Just before she could find her voice to shout, the pistol fired and found its mar
k. The globe burst into thousands of tiny particles fine as sand and scattered in the wind. A great ball of flame rolled up, and from it emerged Pegasus, his black-and-copper wings unfurling as he rose up into the dark sky.
“Francis, you did it!” Honorine shouted with glee, flinging her hands around his neck as the Pegasus swooped toward the deck and landed with a spray of sparks. He left hoofprints singed into the deck.
“Well, if Nautilus doesn’t know what we did yet, he’ll figure it out when he sees this,” said Francis as he stepped over the smoldering horseshoe burns.
Pegasus bowed his long neck, his ears pricked forward, and sniffed at Honorine with his delicate nose.
“Hello,” she said quietly, and reached up—very gently—to place her hand on his velvety muzzle. It felt like that of a mortal horse, fuzz dotted with sparse whiskers. But then there was that electric hum under her fingertips, especially when he pressed his nose forward into her hand.
“My name is Honorine,” she said. “It is a pleasure to meet you.”
Pegasus took a step forward, pressing the length of his head against her entire body, his ears brushing her cheek. He stayed for a moment, then stepped back and raised his head proudly, nodding and tossing his mane and a spray of silver-black sparks.
“We need to find Possideo,” Honorine said. “As fast as possible.”
Pegasus nodded his noble head and stretched out his great wings, as if graciously inviting her aboard.
She reached up and placed a hand on Pegasus’s back, which was as high as she could reach, and realized that she had no way of getting astride the huge beast. “You know… I’ve never actually ridden a horse before.”

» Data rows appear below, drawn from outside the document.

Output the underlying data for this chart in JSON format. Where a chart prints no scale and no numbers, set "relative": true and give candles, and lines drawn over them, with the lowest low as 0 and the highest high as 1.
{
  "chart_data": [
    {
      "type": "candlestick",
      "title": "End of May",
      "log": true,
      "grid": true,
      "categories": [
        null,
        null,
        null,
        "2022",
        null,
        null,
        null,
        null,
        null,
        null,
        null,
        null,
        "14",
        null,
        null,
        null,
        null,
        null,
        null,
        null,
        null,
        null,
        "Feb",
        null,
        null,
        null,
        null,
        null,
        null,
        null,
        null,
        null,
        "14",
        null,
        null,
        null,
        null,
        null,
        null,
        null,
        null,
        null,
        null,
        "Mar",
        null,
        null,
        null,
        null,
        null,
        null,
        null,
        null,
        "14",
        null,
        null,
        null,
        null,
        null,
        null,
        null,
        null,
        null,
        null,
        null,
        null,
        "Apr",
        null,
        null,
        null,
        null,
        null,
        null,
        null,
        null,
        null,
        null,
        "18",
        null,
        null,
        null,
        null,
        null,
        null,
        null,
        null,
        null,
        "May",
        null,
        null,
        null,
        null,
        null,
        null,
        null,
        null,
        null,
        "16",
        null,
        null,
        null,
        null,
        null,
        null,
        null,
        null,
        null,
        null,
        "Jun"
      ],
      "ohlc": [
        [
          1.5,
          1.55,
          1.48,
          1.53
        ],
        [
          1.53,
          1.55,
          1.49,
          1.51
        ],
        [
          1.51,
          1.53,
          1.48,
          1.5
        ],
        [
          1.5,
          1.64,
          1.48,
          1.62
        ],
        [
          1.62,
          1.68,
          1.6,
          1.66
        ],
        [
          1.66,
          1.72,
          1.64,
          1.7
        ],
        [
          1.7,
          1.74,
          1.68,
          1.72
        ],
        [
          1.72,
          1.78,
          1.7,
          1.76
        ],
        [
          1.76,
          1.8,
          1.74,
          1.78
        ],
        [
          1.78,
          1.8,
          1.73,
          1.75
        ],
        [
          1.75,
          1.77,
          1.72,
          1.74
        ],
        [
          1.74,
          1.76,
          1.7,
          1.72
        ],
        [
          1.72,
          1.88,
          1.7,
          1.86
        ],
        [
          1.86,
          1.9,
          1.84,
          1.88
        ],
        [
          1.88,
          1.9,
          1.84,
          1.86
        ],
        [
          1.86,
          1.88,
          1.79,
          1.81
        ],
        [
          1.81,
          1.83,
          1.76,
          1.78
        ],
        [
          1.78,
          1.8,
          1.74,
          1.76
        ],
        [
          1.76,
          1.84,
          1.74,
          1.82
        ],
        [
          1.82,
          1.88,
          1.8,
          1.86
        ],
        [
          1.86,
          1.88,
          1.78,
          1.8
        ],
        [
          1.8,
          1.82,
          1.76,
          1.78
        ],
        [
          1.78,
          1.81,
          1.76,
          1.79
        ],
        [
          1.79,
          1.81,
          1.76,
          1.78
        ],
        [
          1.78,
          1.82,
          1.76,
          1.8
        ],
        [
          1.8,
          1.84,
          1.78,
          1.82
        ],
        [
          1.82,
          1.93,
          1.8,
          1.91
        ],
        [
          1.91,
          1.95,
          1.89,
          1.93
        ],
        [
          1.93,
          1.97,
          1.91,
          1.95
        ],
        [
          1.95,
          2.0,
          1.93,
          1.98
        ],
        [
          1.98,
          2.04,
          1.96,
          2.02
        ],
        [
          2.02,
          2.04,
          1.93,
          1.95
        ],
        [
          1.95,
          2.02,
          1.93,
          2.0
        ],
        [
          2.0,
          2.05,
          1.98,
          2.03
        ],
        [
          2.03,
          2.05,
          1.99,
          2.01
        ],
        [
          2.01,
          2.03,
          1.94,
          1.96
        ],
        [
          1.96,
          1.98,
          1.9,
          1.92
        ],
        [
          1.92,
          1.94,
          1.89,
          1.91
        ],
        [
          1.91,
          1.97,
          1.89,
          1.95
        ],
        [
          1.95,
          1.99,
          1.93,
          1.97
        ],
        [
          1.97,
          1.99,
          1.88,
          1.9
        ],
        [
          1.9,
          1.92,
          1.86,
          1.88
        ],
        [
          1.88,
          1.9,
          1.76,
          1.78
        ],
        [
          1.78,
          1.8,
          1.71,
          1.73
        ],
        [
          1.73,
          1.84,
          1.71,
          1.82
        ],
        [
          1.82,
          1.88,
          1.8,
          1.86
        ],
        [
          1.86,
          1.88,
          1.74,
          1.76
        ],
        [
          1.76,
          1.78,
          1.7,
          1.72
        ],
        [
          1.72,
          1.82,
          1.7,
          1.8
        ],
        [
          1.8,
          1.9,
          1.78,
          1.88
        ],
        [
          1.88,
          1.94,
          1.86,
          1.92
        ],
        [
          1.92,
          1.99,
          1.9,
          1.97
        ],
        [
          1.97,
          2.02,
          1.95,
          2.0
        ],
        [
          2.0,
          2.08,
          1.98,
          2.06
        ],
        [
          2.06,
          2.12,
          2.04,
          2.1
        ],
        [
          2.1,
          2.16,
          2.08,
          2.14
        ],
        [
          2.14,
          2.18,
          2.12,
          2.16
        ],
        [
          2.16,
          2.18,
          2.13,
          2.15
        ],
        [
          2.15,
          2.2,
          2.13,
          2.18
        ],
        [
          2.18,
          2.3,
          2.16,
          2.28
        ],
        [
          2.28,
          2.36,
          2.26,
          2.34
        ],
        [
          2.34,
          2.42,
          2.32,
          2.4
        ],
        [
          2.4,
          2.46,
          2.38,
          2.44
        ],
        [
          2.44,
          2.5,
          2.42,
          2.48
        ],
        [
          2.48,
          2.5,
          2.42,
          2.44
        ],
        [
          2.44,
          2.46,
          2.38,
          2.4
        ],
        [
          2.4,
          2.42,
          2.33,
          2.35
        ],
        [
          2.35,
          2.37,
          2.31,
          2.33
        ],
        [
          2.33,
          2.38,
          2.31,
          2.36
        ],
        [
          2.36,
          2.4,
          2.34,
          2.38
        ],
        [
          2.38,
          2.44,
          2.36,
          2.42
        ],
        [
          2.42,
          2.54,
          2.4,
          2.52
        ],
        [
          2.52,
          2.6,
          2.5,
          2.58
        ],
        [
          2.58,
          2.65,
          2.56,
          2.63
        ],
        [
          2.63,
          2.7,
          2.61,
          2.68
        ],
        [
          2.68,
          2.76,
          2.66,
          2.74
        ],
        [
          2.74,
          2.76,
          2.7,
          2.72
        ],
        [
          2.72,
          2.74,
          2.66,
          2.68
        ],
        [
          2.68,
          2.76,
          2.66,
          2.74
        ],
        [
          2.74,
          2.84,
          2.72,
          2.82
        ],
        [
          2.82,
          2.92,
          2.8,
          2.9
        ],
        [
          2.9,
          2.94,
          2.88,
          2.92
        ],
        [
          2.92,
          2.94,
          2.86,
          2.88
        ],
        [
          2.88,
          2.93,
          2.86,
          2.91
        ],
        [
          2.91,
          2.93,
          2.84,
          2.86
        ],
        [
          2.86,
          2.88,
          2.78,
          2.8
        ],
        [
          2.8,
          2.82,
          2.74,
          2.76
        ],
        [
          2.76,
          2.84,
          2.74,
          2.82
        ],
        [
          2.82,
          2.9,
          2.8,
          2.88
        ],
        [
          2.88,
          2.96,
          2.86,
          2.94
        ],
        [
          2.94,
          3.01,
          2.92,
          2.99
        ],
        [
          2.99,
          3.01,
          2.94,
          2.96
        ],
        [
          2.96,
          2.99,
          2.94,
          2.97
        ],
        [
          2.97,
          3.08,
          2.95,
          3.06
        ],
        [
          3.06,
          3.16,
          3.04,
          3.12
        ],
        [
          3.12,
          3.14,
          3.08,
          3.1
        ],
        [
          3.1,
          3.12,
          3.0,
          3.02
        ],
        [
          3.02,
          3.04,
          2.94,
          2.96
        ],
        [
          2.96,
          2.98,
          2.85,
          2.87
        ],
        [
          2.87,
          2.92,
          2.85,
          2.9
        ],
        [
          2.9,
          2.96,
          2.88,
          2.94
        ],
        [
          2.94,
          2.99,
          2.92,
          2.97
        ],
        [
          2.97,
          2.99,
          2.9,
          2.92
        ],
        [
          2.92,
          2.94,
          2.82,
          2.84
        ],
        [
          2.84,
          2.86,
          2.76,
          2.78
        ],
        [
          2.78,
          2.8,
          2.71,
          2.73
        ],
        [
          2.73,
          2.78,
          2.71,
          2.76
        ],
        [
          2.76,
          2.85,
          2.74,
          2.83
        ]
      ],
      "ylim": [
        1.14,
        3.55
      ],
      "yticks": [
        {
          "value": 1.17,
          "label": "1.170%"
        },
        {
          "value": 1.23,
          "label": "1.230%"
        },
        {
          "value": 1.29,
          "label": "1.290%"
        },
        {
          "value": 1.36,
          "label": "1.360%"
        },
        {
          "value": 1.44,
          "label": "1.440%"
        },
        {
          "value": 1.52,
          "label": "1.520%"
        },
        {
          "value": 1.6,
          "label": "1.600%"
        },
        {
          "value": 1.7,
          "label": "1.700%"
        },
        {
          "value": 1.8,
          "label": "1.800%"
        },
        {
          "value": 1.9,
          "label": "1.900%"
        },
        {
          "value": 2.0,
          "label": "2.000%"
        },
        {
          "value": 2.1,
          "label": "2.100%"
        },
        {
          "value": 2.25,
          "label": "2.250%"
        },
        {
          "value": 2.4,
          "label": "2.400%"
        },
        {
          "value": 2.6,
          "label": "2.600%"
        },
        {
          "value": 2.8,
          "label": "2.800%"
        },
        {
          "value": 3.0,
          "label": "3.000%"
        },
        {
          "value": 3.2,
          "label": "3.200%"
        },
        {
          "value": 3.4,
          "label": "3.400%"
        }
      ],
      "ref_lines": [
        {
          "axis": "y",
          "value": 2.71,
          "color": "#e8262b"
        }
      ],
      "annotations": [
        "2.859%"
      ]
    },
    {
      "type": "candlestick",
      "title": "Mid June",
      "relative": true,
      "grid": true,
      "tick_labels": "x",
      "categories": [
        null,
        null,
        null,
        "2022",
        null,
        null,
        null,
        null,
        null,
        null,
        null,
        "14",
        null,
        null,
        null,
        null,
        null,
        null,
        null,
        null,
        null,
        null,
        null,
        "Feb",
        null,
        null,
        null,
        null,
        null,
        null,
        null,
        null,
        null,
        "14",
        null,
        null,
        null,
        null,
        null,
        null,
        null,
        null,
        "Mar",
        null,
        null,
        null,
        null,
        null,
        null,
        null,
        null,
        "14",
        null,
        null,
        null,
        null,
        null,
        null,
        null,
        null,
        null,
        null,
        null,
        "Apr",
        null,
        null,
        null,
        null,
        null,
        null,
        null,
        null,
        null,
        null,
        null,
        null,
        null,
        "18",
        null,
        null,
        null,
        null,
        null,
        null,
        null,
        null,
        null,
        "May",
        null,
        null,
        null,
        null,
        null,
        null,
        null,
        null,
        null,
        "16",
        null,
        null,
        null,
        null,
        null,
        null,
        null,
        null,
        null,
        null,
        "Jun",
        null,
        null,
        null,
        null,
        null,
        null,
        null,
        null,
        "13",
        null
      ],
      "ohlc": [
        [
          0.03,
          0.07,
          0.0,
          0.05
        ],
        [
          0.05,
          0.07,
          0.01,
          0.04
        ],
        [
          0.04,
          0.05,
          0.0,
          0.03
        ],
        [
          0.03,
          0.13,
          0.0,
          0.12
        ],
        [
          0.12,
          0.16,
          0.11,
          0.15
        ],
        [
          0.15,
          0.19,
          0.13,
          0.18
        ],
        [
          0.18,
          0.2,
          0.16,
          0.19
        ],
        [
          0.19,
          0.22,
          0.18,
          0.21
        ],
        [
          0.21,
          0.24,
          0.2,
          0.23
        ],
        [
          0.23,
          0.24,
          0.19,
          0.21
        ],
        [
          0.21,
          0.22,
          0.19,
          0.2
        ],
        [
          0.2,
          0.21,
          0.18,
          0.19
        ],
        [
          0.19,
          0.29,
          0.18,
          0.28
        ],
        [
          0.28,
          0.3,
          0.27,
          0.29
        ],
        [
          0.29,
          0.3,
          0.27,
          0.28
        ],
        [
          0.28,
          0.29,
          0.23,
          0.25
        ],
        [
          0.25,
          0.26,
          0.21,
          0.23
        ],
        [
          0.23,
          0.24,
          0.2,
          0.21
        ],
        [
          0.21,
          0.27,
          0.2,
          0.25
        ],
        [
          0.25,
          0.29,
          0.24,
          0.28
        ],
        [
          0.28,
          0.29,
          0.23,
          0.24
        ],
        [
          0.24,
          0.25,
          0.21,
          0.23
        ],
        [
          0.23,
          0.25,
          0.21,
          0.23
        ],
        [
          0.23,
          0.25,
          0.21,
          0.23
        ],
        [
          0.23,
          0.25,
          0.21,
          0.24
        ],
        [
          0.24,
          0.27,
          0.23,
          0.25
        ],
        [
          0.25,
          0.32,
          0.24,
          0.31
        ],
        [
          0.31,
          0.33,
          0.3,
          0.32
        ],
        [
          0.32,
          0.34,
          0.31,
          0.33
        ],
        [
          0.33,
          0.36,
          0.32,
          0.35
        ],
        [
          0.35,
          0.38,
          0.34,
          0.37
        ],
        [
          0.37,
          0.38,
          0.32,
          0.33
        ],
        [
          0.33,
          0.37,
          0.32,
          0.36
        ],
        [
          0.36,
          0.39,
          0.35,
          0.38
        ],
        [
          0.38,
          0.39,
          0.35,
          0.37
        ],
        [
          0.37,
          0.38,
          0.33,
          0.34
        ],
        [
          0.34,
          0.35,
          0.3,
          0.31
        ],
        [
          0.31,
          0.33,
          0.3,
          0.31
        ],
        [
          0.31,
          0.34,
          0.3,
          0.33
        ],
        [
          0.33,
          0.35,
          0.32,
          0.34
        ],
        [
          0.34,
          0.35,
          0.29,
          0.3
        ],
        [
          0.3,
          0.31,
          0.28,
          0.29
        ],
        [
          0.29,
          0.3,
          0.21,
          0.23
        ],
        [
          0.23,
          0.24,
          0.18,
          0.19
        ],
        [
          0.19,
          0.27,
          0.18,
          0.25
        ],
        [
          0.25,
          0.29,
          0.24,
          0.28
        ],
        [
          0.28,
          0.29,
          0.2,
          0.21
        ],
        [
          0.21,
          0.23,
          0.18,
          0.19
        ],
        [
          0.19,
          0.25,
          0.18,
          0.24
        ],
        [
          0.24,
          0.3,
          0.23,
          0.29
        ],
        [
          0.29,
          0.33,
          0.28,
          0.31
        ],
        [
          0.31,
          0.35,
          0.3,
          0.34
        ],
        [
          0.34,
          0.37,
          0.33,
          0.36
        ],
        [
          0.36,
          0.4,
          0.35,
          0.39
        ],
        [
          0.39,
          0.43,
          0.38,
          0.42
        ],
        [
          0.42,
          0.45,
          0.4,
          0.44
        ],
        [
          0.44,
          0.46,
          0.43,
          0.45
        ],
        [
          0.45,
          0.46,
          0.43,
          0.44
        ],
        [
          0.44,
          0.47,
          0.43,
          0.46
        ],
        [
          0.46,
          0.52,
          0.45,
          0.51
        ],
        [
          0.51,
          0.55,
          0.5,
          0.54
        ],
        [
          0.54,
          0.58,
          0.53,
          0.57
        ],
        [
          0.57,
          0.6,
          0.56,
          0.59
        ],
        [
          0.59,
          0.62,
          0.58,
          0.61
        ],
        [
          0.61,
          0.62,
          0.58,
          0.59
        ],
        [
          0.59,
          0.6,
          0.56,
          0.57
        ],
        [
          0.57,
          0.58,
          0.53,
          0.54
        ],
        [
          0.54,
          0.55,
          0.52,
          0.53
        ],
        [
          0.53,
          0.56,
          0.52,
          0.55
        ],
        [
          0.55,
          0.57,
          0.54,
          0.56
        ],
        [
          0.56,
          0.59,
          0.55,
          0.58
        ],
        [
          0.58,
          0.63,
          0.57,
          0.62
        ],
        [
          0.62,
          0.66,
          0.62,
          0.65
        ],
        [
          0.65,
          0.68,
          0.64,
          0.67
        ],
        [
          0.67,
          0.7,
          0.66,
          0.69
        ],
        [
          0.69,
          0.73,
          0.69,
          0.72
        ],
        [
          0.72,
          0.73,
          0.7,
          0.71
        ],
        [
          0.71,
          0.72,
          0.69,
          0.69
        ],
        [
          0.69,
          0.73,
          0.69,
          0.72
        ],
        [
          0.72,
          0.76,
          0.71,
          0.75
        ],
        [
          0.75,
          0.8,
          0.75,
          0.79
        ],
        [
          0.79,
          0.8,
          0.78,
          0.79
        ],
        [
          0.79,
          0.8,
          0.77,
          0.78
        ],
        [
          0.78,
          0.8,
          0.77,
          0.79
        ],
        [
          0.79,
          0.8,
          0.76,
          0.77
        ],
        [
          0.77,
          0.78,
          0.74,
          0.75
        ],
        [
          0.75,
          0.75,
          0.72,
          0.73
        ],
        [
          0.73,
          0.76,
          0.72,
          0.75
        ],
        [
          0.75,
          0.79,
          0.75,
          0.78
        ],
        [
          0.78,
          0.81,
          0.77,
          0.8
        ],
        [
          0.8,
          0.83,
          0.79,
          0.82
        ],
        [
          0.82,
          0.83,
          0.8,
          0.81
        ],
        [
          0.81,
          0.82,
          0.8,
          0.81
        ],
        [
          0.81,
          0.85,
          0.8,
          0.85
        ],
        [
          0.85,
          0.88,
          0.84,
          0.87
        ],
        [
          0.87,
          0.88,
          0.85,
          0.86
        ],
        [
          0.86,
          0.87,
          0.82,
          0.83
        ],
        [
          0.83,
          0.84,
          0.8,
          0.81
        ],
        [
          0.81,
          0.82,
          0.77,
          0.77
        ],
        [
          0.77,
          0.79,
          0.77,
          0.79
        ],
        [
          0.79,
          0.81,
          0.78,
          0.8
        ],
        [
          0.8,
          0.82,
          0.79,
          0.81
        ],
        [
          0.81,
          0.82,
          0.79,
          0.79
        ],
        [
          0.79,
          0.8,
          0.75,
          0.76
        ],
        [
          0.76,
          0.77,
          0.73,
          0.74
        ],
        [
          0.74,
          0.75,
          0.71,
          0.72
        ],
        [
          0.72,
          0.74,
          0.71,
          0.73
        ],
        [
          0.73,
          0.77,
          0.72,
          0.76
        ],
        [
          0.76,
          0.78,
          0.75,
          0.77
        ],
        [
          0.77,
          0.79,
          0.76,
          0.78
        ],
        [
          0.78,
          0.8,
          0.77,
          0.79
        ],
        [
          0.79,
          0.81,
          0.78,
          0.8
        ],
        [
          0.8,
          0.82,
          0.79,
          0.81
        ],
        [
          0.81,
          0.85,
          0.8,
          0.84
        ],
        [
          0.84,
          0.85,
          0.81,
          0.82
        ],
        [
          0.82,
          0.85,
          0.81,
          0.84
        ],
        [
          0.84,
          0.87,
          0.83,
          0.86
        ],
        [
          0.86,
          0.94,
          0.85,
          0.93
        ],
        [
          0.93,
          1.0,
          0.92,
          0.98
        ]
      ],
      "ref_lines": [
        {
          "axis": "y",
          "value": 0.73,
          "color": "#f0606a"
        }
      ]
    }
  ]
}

“Good,” said Francis as he gave her a leg up. “Because I don’t think this is going to be anything like riding a horse.”
He was right.
The moment they were on Pegasus’s back, he was off into the darkness, flying with impossible speed at impossible heights. Francis sat close behind Honorine, both of them twining their hands into Pegasus’s long, tangled mane. His wingbeats were so powerful and so swift that Honorine could barely breathe through the searing cold wind that whipped around them. She tucked her head, closed her eyes tight, and clung on with all her strength until the flight began to calm.